How can a imaginary quantity enter into something real.?

The way the math of QM works, the $\sqrt{-1}$ disappears in the final calculation of anything real.

 

[Nugatory]

can this be true---
Suppose a particle has position dx1 and momentum dp1 at an instant and later it has dx2 and dp2...now can
(dx1)(dp1)=(dx2)(dp2)

Careful... dx1 and dp1 aren't a position and a momentum, they're the uncertainty in these quantities... Could you restate your question more precisely?

 

[aditya23456]

ok this is my doubt..
(px- xp)>=h/4(pie)
(1) here we find it to be greater than h/4(pie)..how much greater than is it ?on what factor does this greatness depend on.?
Or let's say---its some k times more,so we get--
K(px- xp)=h/4(pie)
From this can't we state--
K(dp1)(dx1)=k(dp2)(dx2)

 

[DrewD]

First of all, again, $(px-xp)$ does not represent the uncertainty. This is the commutator and it is different. Perhaps somewhere somebody uses this to represent the uncertainty, but I would be surprised.
The values $\Delta p$ and $\Delta x$ can have two different meanings. One is the intrinsic uncertainty which is calculated the same way that standard deviations are calculated for any probability distribution. What do they depend on? The wave function. I can't think of a good way to intuitively describe this. Naty1 did an excellent job, I thought, but if that isn't good enough, you might need to actually study QM.

The other way that [/itex]\Delta p[/itex] and $\Delta x$ are used is to describe the uncertainty in a measurement. In this case the precision is affected by the tools that are used. Again, there are too many variable to describe.

To get to the new part of your question. I think you are asking if the uncertainty can be the same at a later time. Is that correct? So $dx_1\equiv\Delta x(t_1),\ dx_2\equiv\Delta x(t_2)$ etc. Certainly that is possible. The deltas here are not change over time. The uncertainty can stay the same indefinitely. So if we have a wave function and calculate
$\Delta x(t_1)\Delta p(t_1)= \hbar$
it is possible (in fact, under many circumstance certain) that
$\Delta x(t_2)\Delta p(t_2)=\hbar$

 

[haael]

ok this is my doubt..
(px- xp)>=h/4(pie)
(1) here we find it to be greater than h/4(pie)..how much greater than is it ?on what factor does this greatness depend on.?

For the commutator relation, there is no inequality. The commutator does not depend on anything, it is exactly equal to the reduced Planck constant times i.

The commutator relation says that particles are in fact waves, not tiny balls.

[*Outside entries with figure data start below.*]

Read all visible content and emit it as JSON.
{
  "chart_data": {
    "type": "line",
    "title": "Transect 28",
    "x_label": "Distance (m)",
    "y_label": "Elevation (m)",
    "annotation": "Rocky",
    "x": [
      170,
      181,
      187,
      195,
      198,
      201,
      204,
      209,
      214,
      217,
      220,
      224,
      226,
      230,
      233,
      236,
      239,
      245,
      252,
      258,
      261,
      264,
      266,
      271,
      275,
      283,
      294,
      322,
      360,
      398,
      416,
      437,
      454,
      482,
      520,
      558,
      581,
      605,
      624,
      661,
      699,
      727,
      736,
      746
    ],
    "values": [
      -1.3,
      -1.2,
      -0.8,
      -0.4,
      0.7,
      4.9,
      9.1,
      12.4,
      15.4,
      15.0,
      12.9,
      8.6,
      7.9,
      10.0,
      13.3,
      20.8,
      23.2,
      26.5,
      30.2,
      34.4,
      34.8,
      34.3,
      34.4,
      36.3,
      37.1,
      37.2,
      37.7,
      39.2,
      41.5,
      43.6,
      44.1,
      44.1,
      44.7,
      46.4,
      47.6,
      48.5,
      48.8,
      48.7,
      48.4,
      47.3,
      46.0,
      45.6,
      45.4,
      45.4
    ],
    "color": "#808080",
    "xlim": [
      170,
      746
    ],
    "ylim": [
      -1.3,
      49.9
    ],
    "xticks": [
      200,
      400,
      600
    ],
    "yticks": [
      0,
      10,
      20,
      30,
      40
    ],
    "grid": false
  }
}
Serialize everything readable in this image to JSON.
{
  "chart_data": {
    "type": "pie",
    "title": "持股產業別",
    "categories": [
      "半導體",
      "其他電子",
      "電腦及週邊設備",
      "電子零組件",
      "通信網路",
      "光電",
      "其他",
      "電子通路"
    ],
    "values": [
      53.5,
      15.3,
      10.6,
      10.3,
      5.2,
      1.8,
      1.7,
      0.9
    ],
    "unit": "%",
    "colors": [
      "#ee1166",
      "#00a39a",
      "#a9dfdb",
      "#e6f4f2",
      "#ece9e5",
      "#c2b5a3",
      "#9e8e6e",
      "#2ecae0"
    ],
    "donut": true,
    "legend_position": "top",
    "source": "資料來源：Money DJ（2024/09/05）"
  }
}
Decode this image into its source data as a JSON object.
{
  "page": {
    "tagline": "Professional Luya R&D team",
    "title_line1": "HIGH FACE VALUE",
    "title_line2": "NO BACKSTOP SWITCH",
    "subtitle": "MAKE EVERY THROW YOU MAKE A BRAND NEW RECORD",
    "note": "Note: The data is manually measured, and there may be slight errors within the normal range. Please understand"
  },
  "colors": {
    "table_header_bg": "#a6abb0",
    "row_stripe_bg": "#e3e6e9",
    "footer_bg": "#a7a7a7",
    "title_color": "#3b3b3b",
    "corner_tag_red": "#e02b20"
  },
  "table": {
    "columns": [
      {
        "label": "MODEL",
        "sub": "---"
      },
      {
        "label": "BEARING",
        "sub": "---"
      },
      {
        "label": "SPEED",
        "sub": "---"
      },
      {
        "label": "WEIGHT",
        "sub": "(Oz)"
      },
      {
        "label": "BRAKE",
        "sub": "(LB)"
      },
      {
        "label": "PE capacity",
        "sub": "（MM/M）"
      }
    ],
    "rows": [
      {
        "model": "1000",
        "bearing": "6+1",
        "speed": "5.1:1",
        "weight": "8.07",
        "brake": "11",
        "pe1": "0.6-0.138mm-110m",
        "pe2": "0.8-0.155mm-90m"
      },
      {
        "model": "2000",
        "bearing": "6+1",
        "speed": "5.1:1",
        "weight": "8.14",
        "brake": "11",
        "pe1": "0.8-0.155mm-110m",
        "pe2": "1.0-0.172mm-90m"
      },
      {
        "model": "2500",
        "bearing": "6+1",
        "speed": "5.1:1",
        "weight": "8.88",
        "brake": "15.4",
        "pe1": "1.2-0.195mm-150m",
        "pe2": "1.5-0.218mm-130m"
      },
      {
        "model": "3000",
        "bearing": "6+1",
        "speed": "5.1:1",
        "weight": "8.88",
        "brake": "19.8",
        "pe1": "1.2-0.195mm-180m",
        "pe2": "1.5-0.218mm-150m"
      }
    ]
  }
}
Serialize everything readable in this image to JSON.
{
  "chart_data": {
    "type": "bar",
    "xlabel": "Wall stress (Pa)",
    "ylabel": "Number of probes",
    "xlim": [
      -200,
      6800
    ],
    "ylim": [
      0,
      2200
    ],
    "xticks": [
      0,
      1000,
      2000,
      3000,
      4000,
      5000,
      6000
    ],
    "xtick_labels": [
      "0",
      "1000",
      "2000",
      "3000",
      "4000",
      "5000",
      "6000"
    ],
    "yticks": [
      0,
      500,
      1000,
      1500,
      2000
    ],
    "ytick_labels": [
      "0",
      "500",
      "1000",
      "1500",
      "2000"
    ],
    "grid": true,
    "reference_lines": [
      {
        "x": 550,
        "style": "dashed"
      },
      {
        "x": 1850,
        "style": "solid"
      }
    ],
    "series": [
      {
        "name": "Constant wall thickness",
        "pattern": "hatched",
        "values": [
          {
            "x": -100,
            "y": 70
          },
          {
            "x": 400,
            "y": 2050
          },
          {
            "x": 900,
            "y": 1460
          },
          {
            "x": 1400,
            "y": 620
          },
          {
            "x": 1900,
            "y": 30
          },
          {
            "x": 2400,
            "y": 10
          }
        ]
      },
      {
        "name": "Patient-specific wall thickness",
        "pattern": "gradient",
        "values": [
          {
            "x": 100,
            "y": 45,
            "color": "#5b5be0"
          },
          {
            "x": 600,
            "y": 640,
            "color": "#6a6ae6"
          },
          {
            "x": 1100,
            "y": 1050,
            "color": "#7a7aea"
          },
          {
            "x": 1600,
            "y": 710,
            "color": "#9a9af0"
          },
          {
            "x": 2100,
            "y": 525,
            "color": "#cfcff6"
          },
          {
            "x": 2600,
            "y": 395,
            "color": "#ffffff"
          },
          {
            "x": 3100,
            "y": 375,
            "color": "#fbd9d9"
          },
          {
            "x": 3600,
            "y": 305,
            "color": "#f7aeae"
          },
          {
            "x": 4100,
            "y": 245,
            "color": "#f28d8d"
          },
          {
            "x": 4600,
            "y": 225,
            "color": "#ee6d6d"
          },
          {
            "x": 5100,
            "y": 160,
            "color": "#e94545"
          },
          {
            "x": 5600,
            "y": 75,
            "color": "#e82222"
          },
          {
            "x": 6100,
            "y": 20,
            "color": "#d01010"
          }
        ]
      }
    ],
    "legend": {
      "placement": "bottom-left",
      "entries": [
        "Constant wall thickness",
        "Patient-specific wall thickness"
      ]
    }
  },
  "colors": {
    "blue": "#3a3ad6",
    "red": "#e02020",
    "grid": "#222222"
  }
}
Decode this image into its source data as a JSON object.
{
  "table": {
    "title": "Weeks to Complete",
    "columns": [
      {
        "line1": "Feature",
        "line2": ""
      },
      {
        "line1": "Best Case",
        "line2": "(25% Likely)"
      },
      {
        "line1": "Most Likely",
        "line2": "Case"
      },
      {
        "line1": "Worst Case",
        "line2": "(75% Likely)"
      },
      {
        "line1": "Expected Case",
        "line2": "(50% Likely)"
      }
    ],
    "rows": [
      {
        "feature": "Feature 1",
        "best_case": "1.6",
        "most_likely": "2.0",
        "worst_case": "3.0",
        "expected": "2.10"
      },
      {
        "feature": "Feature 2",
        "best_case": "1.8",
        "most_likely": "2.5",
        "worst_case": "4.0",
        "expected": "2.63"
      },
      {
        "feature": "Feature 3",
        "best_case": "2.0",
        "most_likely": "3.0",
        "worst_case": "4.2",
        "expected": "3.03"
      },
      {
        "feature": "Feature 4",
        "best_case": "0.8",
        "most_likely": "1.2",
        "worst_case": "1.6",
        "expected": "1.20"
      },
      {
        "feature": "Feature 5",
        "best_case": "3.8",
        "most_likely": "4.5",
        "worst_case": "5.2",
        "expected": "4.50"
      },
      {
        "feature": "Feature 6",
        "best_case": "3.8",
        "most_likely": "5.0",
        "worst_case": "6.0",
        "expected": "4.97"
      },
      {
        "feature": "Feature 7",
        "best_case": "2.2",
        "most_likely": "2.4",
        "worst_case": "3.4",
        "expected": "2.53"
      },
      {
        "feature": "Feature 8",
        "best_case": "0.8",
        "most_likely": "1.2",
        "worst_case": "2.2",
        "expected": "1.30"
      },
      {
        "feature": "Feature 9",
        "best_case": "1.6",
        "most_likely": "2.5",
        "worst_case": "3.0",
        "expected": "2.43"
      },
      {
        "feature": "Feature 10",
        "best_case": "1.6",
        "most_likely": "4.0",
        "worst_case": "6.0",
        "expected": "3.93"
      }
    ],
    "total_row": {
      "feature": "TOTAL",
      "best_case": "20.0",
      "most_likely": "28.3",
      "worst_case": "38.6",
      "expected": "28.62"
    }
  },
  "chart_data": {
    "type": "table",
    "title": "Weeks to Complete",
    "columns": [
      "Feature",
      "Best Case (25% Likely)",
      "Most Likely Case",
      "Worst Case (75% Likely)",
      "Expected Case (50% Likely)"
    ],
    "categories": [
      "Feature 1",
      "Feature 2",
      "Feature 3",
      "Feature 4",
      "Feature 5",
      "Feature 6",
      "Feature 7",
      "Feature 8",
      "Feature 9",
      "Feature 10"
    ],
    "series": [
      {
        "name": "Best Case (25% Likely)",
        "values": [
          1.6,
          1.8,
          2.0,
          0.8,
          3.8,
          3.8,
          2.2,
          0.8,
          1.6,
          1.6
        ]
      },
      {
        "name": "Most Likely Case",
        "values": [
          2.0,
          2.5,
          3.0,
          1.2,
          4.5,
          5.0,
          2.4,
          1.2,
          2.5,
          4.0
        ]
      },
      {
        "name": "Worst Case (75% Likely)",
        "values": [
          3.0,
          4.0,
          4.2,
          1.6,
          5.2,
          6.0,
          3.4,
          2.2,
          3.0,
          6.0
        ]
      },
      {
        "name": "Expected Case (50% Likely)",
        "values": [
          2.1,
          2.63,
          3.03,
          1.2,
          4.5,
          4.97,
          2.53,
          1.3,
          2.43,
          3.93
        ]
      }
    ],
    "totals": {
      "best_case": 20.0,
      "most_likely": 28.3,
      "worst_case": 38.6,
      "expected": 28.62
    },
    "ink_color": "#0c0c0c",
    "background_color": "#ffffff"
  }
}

Or let's say---its some k times more,so we get--
K(px- xp)=h/4(pie)
From this can't we state--
K(dp1)(dx1)=k(dp2)(dx2)

You make a mathematical error here.

First of all, there is little sense for defining Δp for a single particle. It's just like you toss a coin once, get a head and say: "the probability of getting a head is 100%". The meaning of Δp is the standard deviation of many measurements. Suppose you have dozens of particles, each produced in an identical process. When you try to measure the momentum of any of them, you can get just any number. They are not bounded by anything - perhaps this is what you mean by "infinite". But when you compute a mean value of all the measurements, you will see that the difference of each individual particle and the mean concentrates near zero with some standard deviation, called Δp.